Leitartikel Mit sozialer Gerechtigkeit hat diese Lösung wenig zu tun

Rund ein Jahrzehnt lang hat die Berliner Politik an einer Verbesserung der Altersbezüge für vormalige Niedrigverdiener gewerkelt. Zwei Bundesregierungen sind daran gescheitert. Mal standen politisch-taktische Hürden im Weg, ein anderes Mal technische Probleme.

 Stefan Vetter

Stefan Vetter

Foto: SZ/Robby Lorenz

Der amtierenden großen Koalition gelang nun eine Lösung, die tatsächlich auch ins Gesetzblatt kommt. Insofern hat die gestrige Abstimmung im Bundestag durchaus das Prädikat „historisch“ verdient. Was lange währt, wird allerdings nicht automatisch gut. Und das ist der große Wermutstropfen.

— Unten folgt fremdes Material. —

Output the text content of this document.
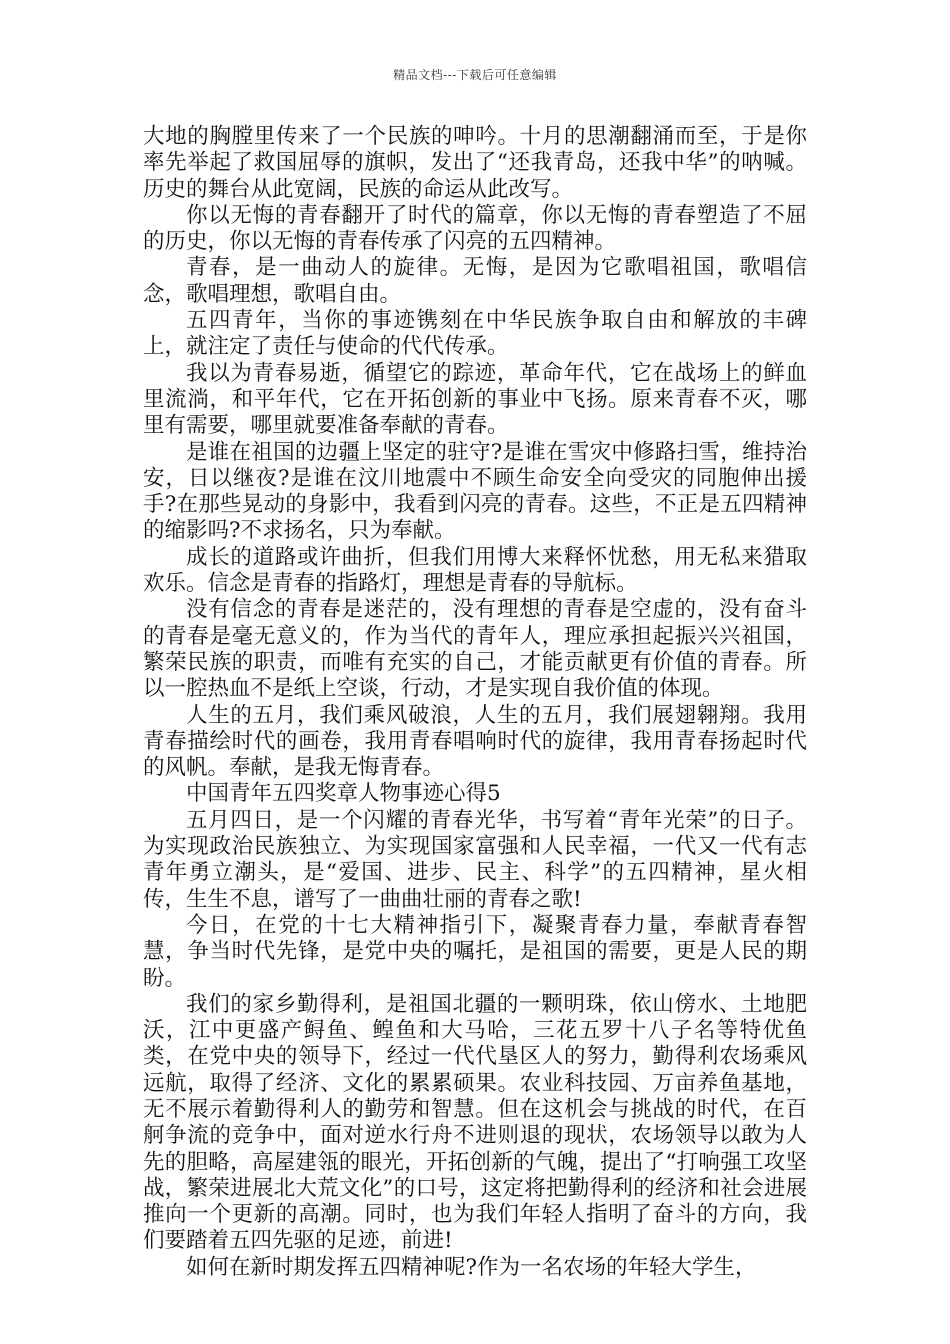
精品文档---下载后可任意编辑

大地的胸膛里传来了一个民族的呻吟。十月的思潮翻涌而至，于是你率先举起了救国屈辱的旗帜，发出了“还我青岛，还我中华”的呐喊。历史的舞台从此宽阔，民族的命运从此改写。

你以无悔的青春翻开了时代的篇章，你以无悔的青春塑造了不屈的历史，你以无悔的青春传承了闪亮的五四精神。

青春，是一曲动人的旋律。无悔，是因为它歌唱祖国，歌唱信念，歌唱理想，歌唱自由。

五四青年，当你的事迹镌刻在中华民族争取自由和解放的丰碑上，就注定了责任与使命的代代传承。

我以为青春易逝，循望它的踪迹，革命年代，它在战场上的鲜血里流淌，和平年代，它在开拓创新的事业中飞扬。原来青春不灭，哪里有需要，哪里就要准备奉献的青春。

是谁在祖国的边疆上坚定的驻守?是谁在雪灾中修路扫雪，维持治安，日以继夜?是谁在汶川地震中不顾生命安全向受灾的同胞伸出援手?在那些晃动的身影中，我看到闪亮的青春。这些，不正是五四精神的缩影吗?不求扬名，只为奉献。

成长的道路或许曲折，但我们用博大来释怀忧愁，用无私来猎取欢乐。信念是青春的指路灯，理想是青春的导航标。

没有信念的青春是迷茫的，没有理想的青春是空虚的，没有奋斗的青春是毫无意义的，作为当代的青年人，理应承担起振兴兴祖国，繁荣民族的职责，而唯有充实的自己，才能贡献更有价值的青春。所以一腔热血不是纸上空谈，行动，才是实现自我价值的体现。

人生的五月，我们乘风破浪，人生的五月，我们展翅翱翔。我用青春描绘时代的画卷，我用青春唱响时代的旋律，我用青春扬起时代的风帆。奉献，是我无悔青春。

中国青年五四奖章人物事迹心得5

五月四日，是一个闪耀的青春光华，书写着“青年光荣”的日子。为实现政治民族独立、为实现国家富强和人民幸福，一代又一代有志青年勇立潮头，是“爱国、进步、民主、科学”的五四精神，星火相传，生生不息，谱写了一曲曲壮丽的青春之歌!

今日，在党的十七大精神指引下，凝聚青春力量，奉献青春智慧，争当时代先锋，是党中央的嘱托，是祖国的需要，更是人民的期盼。

我们的家乡勤得利，是祖国北疆的一颗明珠，依山傍水、土地肥沃，江中更盛产鲟鱼、鳇鱼和大马哈，三花五罗十八子名等特优鱼类，在党中央的领导下，经过一代代垦区人的努力，勤得利农场乘风远航，取得了经济、文化的累累硕果。农业科技园、万亩养鱼基地，无不展示着勤得利人的勤劳和智慧。但在这机会与挑战的时代，在百舸争流的竞争中，面对逆水行舟不进则退的现状，农场领导以敢为人先的胆略，高屋建瓴的眼光，开拓创新的气魄，提出了“打响强工攻坚战，繁荣进展北大荒文化”的口号，这定将把勤得利的经济和社会进展推向一个更新的高潮。同时，也为我们年轻人指明了奋斗的方向，我们要踏着五四先驱的足迹，前进!

如何在新时期发挥五四精神呢?作为一名农场的年轻大学生，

Die SPD feiert den Durchbruch als Meilenstein im Kampf gegen Altersarmut, als Ausdruck für den „Respekt vor Lebensleistungen“. Sie heftet sich den Erfolg ans Revers. Dabei gehört es zur Ironie der Geschichte, dass es die Union war, die das Vorhaben im Grundsatz überhaupt erst auf die politische Agenda setzte: Schon die frühere CDU-Sozialministerin Ursula von der Leyen hielt es für ein Gerechtigkeitsproblem, dass Niedrigverdiener oft nur mit einer Rente unterhalb des Grundsicherungsniveaus vorliebnehmen müssen. Schnell erwuchs daraus ein politischer Arbeitsauftrag: Wer lange Jahre gearbeitet und dabei in die Rentenkasse eingezahlt hat, soll im Alter besser dastehen, als jemand, der kaum oder gar nicht gearbeitet hat und deshalb staatliche Stütze kassiert. Wahrlich ein guter Vorsatz. Nur an der Umsetzung haperte es. Von der Leyens „Zuschussrente“ scheiterte genauso wie die „Solidarrente“ ihrer SPD-Nachfolgerin Andrea Nahles.

Nun wird das Zauberwort „Grundrente“ zum Gesetz. Doch schon der Name führt in die Irre. Die Grundrente ist eben längst kein armutsfester Sockelbetrag für alle, über den sich angesichts des riesigen Niedriglohnsektors im Land diskutieren ließe. Selbst viele derjenigen, die wegen ihrer Mini-Renten zusätzlich auf Grundsicherung angewiesen sind, gehen leer aus, weil sie die gesetzliche Voraussetzung von mindestens 33 Beitragsjahren nicht erfüllen. Das betrifft vor allem Langzeitarbeitslose und Erwerbsgeminderte, Menschen also, die es im Alter am Nötigsten hätten. Umgekehrt profitiert aber auch, wer ein stattliches Vermögen auf der hohen Kante hat. Denn danach wird bei der Berechnung der Grundrente nicht gefragt. Obendrein spielt es keine Rolle, ob Betroffene verkürzt oder voll gearbeitet haben. Ein gut bezahlter Teilzeitjob über mindestens 33 Arbeitsjahre kann zum Rentenzuschlag führen, ein schlecht bezahlter Vollzeitjob über 32 Berufsjahre nicht. Mit Respekt vor Lebensleistungen hat das wenig zu tun, mit sozialer Gerechtigkeit genauso wenig.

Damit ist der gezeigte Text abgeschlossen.